A football player releases a ball at 35° with initial velocity of 80 ft/sec. Determine the radius of curvature of the trajectory at times t = 1 sec and t = 2 sec, where t = 0 is the time of release from the quarterback's hand. For each case, compute the time rate of change of the speed.
Book answers: at t = 1: p = 142.2 ft, at = -6.58 ft/sec^2
at t = 2: p = 149.7 ft, at = 8.75 ft/sec^2
an = v^2/ρ
at = dv/dt = acceleration in tangential direction
v = ρ(dΘ/dt)
a = dv/dt
The Attempt at a Solution
I'm really confused about how to tackle a problem like this that involves specific times.

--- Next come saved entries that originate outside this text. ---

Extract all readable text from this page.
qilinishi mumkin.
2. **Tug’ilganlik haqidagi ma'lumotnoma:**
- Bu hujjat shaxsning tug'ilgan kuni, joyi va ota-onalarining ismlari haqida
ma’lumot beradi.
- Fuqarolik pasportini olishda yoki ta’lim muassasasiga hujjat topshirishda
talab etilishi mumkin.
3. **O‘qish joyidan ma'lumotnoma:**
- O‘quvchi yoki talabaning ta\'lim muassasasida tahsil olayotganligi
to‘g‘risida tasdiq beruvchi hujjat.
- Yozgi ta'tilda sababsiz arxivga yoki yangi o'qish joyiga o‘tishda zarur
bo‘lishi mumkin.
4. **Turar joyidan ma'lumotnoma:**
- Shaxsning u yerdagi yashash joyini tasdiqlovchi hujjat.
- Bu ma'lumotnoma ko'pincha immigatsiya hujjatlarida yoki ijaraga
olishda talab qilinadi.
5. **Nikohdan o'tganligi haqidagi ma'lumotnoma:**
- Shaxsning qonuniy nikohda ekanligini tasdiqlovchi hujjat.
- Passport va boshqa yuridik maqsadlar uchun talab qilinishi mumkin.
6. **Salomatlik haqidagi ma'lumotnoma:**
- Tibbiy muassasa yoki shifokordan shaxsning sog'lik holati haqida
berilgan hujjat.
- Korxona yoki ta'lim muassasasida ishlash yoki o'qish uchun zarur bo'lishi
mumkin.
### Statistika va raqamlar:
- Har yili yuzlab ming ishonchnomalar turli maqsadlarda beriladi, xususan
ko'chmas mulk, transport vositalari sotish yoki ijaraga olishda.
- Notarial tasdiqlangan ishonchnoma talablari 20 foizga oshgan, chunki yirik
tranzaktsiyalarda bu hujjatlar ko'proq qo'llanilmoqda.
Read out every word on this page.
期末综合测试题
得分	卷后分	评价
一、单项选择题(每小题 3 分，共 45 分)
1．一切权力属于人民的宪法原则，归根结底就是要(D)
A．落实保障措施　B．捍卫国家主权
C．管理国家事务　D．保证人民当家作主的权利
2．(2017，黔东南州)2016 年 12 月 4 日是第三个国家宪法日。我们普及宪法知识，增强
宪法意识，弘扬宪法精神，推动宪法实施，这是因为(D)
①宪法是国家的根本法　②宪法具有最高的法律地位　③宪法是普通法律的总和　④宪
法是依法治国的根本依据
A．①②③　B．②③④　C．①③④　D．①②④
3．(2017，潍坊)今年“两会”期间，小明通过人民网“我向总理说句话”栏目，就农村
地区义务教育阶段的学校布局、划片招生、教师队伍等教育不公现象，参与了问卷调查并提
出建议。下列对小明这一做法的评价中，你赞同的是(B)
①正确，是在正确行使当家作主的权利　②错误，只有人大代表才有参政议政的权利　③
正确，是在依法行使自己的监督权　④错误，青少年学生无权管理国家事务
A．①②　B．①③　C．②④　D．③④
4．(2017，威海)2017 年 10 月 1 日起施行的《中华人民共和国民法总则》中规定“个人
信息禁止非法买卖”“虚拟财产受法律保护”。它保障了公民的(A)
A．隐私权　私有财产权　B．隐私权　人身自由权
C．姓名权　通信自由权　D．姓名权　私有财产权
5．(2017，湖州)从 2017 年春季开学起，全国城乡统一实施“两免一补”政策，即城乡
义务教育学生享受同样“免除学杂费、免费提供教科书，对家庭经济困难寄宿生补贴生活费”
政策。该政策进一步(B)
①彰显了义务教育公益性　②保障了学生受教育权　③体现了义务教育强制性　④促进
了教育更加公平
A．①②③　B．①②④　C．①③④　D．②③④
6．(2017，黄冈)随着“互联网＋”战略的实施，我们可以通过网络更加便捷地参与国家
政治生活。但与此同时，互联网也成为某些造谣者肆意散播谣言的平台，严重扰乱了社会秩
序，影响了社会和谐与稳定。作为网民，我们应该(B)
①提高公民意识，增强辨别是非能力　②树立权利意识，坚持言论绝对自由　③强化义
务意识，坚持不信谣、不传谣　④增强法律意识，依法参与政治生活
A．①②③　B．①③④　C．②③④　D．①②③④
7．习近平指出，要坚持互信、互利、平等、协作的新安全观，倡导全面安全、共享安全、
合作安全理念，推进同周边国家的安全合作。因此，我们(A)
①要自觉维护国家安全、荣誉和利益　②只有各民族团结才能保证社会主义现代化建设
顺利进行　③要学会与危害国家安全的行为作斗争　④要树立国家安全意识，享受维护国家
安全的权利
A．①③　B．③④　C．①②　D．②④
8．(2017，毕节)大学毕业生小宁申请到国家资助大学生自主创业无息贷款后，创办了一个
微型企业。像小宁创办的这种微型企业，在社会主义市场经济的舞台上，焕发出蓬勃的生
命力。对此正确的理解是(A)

In class and in all the homework up to this point we haven't had an example of how to approach these types of problems, but I'm guessing there's a derivative or integral that I'm not seeing or understanding that's killing me, but the closest thing I could come up with is:
magnitude of acceleration = g = 32.2 ft/sec^2
v = ρ(dΘ/dt), which I split into: v dt = ρ dΘ.
I then made an integral: ∫(from 0 to t) 80 dt = ρ ∫(from 0 to 35*π/180) dΘ.
This gave me 80t = (.6109)ρ, when t = 1 gives me ρ = 131 ft.
I then tried solving for an with v^2/ρ, which gave me an = 48.87, which can't be possible as it makes magnitude a = g false...
Thanks in advance.